SBC Executive Committee Approves Break from BWA

Decision marks penultimate step to the complete separation between the world’s largest Baptist fellowship and the nation’s largest denomination

The Southern Baptist Convention’s Executive Committee voted to break away from the Baptist World Alliance with an overwhelming 62-10 consensus during its exclusive meeting, Feb. 17, 2004 in Nashville Tenn.

The decision marked the penultimate step toward the SBC’s complete withdraw from the BWA, both in membership and funding.

Since last year’s proposal to break by the SBC Study Committee, Baptist leaders worldwide pleaded with the SBC to continue its membership; the Southern Baptist Convention, with 16 million members, is the largest member body and biggest financial contributor to the BWA, which has 43 million members worldwide.

Denton Lotz, the BWA general secretary, was among those who pleaded for unity. While Lotz was allowed a seat at the Executive Committee’s debate, he was not permitted to speak to the recommendation.

"We are, of course, very sad," Lotz said after the vote. "Any time there is a breach in fellowship, it is sad."

While several contested to the break, the supporters said unity must “take a back seat to a biblical stand on theological issues.”

"We must as a convention allow the world to see us without having to look through a BWA lens, a lens which for us has become too cloudy," the study committee said in its final report to the Executive Committee. The Baptist World Alliance "no longer efficiently communicates to the unsaved a crystal-clear gospel message that our Lord Jesus Christ is solely sufficient for salvation."

Potentially, the break may lead to the creation of a new worldwide network of “conservative evangelical Christian” that would likely be run by the Executive Committee. According to the members of the Executive Committee, several other Baptist bodies around the world has already expressed interested in the new SBC-led organization.

The initial call to break was based on the complaint that the BWA became to “liberal” in theology.

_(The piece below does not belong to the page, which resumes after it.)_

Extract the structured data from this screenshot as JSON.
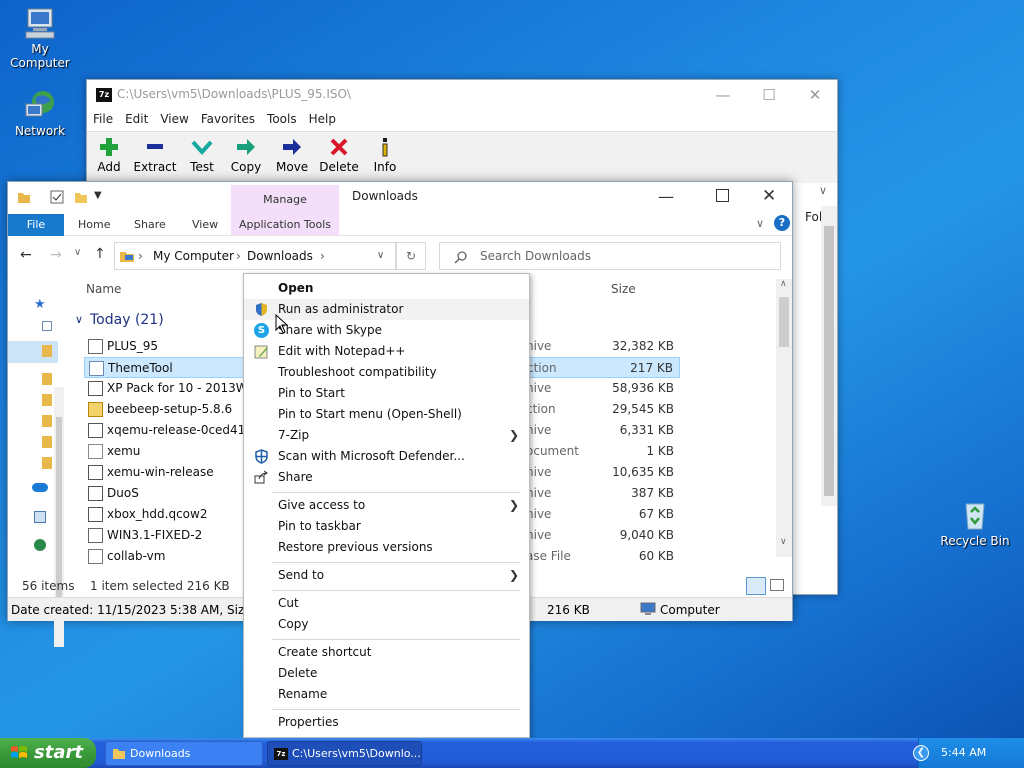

"Continuing to allow presentations that call into question the truthfulness of Holy Scripture, refusing to support openly the idea that all who are saved must come to the salvation through conscious faith in Jesus Christ, and promoting women as preachers and pastors are among the issues that make it impossible to endorse the BWA as a genuinely representative organization of world Baptists," said the study committee.

The BWA, however, as well as its member groups, consistently denied those charges.

"The BWA rejects categorically this false accusation of liberalism," Lotz said in December. "Of course, there is a spectrum of theological thought in all of our conventions, just as in local churches, but we belong to one another because we belong to Christ."

Meanwhile, other Southern Baptist leaders say the departure is based in part on the BWA’s decision to admit the Cooperative Baptist Fellowship into membership. The Cooperative Baptist Fellowship is the “break away” denomination that formed from the SBC ten years ago on the grounds that the SBC was becoming too conservative and fundamental.

The final step for the separation is the approval from the delegates to the SBC’s annual convention this June. Should the messengers at the convention approve, the SBC will halt its annual $300,000 in support to the BWA, from the beginning of its fiscal year, Oct. 1, 2004.